Since 2003 IT workers in Romania have – subject to a number of conditions, including holding a degree or equivalent in a relevant subject – benefited from a zero rate of income tax. The measure was introduced to boost the country’s IT sector and has by and large been successful: the sector now accounts for around six per cent of Romania’s total GDP, and it is estimated that the industry will this year generate 5.9 billion euros of revenue, of which 4.9 billion euros will be in software and services.
However, on January 19, the Romanian prime minister, Ludovic Orban, appeared to suggest that the zero rate of income tax could be on the way out, saying that the equal taxation of companies and individuals is one of the targets of his government.
This follows comments made last year – before he took office – in which Mr Orban said that he did not believe that preferential tax rates were fair.
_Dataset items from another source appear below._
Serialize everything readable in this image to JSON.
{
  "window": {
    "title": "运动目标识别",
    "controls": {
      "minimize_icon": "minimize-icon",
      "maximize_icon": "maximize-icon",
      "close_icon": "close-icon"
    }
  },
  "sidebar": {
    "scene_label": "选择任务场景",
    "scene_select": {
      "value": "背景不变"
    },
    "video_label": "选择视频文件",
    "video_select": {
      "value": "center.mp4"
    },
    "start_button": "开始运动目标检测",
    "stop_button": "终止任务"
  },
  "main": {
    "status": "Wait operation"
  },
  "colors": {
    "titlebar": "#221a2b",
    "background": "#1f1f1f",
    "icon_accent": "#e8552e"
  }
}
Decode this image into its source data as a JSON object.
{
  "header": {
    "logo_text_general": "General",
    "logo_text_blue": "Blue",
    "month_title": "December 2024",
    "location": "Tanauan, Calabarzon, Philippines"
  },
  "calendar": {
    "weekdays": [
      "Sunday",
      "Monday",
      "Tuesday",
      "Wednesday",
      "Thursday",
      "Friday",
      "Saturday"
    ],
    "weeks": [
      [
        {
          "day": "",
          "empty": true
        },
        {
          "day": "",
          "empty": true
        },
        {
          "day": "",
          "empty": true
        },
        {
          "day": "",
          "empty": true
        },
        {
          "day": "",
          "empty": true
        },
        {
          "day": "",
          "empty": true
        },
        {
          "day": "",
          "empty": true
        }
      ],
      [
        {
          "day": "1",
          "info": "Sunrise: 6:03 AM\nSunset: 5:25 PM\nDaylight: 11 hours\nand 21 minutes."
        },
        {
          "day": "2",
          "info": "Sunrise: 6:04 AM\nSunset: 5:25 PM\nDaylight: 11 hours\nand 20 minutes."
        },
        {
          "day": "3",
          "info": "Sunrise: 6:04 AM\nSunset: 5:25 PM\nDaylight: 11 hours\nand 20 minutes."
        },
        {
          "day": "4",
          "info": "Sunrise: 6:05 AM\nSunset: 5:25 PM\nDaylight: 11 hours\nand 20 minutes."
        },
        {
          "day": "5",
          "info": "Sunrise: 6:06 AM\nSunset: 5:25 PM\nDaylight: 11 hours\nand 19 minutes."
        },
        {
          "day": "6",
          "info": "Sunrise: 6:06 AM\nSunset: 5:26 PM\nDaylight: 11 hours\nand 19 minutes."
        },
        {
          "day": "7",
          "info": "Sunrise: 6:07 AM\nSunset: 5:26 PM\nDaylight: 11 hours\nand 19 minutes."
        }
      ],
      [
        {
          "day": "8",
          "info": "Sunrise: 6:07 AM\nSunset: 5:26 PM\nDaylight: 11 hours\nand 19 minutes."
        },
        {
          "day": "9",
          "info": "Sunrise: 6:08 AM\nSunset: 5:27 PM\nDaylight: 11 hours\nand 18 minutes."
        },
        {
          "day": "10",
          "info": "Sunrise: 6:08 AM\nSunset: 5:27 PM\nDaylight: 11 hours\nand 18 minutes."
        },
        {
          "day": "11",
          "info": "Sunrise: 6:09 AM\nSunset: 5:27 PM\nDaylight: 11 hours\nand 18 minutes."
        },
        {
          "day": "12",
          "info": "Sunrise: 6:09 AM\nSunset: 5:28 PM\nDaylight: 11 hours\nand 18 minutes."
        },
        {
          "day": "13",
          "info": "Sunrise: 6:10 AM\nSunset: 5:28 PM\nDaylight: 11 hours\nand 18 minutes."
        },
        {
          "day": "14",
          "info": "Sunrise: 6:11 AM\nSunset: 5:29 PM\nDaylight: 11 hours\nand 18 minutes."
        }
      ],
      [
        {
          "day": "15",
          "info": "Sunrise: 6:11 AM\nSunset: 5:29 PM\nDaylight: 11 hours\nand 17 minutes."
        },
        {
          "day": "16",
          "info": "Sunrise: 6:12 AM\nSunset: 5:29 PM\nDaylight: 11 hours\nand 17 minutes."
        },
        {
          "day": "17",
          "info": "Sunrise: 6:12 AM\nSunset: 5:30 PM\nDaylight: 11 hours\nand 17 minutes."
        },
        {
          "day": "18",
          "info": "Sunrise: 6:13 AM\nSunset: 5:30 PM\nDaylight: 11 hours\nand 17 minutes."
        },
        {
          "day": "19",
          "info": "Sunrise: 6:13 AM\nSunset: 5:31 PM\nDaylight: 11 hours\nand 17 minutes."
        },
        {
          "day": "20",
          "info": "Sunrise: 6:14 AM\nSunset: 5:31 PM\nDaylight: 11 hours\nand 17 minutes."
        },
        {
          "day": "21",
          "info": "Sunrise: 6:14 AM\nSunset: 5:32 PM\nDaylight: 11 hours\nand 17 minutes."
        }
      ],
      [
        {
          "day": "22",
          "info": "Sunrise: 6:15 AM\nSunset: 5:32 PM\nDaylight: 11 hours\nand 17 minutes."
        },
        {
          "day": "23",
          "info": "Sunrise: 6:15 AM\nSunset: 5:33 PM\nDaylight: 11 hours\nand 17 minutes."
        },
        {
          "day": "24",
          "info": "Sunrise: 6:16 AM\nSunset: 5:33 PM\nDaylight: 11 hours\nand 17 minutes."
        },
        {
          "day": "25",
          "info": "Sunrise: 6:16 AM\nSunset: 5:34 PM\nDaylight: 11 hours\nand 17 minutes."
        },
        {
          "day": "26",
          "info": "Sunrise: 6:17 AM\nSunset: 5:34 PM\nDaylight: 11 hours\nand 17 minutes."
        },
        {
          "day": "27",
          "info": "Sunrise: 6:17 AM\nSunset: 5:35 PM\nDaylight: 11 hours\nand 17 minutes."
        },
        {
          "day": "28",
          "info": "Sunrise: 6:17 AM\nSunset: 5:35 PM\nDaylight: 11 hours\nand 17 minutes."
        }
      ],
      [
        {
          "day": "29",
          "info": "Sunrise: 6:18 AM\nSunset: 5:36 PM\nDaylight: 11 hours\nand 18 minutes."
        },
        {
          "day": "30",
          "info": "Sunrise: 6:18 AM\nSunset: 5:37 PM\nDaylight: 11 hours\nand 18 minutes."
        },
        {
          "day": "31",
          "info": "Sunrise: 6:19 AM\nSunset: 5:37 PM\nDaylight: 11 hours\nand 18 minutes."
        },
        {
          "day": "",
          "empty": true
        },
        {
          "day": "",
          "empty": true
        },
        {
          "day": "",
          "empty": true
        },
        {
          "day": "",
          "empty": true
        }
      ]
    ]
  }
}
“We have a flat income tax rate of 10 per cent,” he said. “That’s not very high and I do not think it would be the end of the world if everybody had to pay it. I do not think it’s fair towards the seven million other people who do have to pay income tax, especially as – in my opinion – there is no longer any rational reason to continue offering these tax breaks.”
Romania’s IT industry currently employs over 100,000 people, and the average salary in the sector is over 7,500 lei (1,560 euros) per month, far higher than the national average of 3,100 lei (650 euros). Not all IT employees benefit from the tax breaks: analysts suggest that the total is around a third.
Three other countries in the region also offer tax breaks to IT workers: Belarus, Poland and Ukraine (all of which have booming IT industries) and firms are worried that taxing the salaries of IT workers could lead to more skilled employees leaving the country, exacerbating an existing shortage caused both by migration and by a lack of IT graduates from the country’s universities.
Gabriela Mechea, the boss of ANIS, an association of IT firms, believes that withdrawing the tax breaks would bring little revenue to the state budget but cause great harm to the IT industry.
“The government needs to ask itself if it is worth destabilising an entire industry – which is doing well, even if it is a little fragile – not least as the government has done nothing for IT, beyond these tax breaks.
“We need to look at IT as a growing industry. Look around: which other industries are doing as well? There aren’t many.” Mechea and others in the industry would have noted with not a little anxiety that Romania’s president, Klaus Iohannis – an ally of Mr Orban – also now appears to back ending the tax breaks.